I stared at the weathered deck chair, and imagined men and women strolling past it, deciding perhaps that it was far too cold to sit outside. It likely would’ve been collapsed that night. How did it come to be open? Did an exhibit curator open it for the display? Or did a passenger unfold it to make a life raft before the freezing conditions extinguished her?
It’s crushing. I still can’t understand why I am compelled to follow this trail. Every year from April 10th – 15th, I am aware of the ship’s sailing. Every year I hope for a different outcome, as if the crossing was happening in real time. I feel powerless and yet I want to scream into the wormhole of history that they “need more lifeboats!” or better, “don’t press on into the ice fields!” But I am powerless.
Fairview Cemetery
Absorbing the museum’s account of Titanic’s dreadful aftermath, it was imperative that I pay my respects to the victims.
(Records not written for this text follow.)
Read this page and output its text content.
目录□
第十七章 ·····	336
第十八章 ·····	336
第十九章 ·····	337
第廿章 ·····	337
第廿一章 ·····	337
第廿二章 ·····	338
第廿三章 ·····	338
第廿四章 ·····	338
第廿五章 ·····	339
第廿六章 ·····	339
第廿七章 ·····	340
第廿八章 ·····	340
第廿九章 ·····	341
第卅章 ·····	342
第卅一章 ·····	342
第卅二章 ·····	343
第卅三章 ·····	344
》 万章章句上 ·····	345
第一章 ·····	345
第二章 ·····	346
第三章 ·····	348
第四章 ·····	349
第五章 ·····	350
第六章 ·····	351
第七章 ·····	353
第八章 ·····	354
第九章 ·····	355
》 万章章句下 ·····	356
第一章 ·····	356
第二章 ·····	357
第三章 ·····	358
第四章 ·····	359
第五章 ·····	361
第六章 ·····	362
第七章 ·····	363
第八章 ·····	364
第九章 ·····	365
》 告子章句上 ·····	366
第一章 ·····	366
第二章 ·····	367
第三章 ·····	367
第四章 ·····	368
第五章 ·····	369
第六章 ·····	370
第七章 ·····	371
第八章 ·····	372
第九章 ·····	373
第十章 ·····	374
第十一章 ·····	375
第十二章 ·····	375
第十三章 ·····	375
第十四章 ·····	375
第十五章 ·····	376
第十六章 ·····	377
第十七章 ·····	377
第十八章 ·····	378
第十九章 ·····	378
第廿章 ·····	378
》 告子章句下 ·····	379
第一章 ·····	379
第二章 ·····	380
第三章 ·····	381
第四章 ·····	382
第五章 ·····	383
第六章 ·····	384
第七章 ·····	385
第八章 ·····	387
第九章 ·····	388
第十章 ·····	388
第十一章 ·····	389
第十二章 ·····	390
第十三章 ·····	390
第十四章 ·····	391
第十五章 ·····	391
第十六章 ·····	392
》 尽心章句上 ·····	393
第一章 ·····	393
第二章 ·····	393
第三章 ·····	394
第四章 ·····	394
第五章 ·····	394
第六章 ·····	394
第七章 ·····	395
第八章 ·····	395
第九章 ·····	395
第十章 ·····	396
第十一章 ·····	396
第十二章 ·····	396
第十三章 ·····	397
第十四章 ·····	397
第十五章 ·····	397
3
These ghosts weren’t done with me. It’s hard to know who’s chasing whom at this point.
Fairview Cemetery is right in town, within sight distance of the Atlantic Ocean, where the majority of those that perished remain. Of the 150 bodies laid to rest in Nova Scotia, 121 of them are buried at Fairview Cemetery.
Identical headstones purchased by the White Star Line sit side-by-side here. Many simply acknowledge the unknown person below with the ship’s own date of passing, April 15, 1912. Families that later identified their relatives commissioned personalized headstones.
Though the day had begun in a burst of sunshine, an appropriately moody fog blocked it out by the time I arrived. Two buses brought a crowd of tourists that scattered themselves across the grave site. Immediately I wanted to chase them away like a child chases a flock of pigeons in the park. It was too many people at once congregated on top of graves. I wanted them to be quiet, to leave or at least appear more thoughtful.
Of course this wasn’t fair, for I too, am nothing but a tourist. None of my family were buried here, I have no ownership whatsoever of this tragedy. I just carry this inexplicable draw to visit every port Titanic docked in, see every artifact recovered, and absorb every detail of its story as if it will make a difference.
I waited until the last tour group left. I read each monument and tribute. There’s beloved husband Herbert Cave and 19 month-old Sidney Leslie Goodwin (whose shoes are in the museum). There’s even a J Dawson. In truth, this was not Leonardo DiCaprio’s Jack, but a 23-year-old from Dublin who worked on the boat and went down with it.
I see you.
As the memorial of the sinking comes around this year, I once again wonder why on earth I can’t let it go without marking it, hour by sinking hour. Coming to Halifax brought me face to face with the final tragic piece of the story. The end of a journey to America for many that had hoped it was just the beginning. But now I know their names, and in that small way, these ghosts are no longer strangers.
Have you ever been compelled to travel somewhere? Why?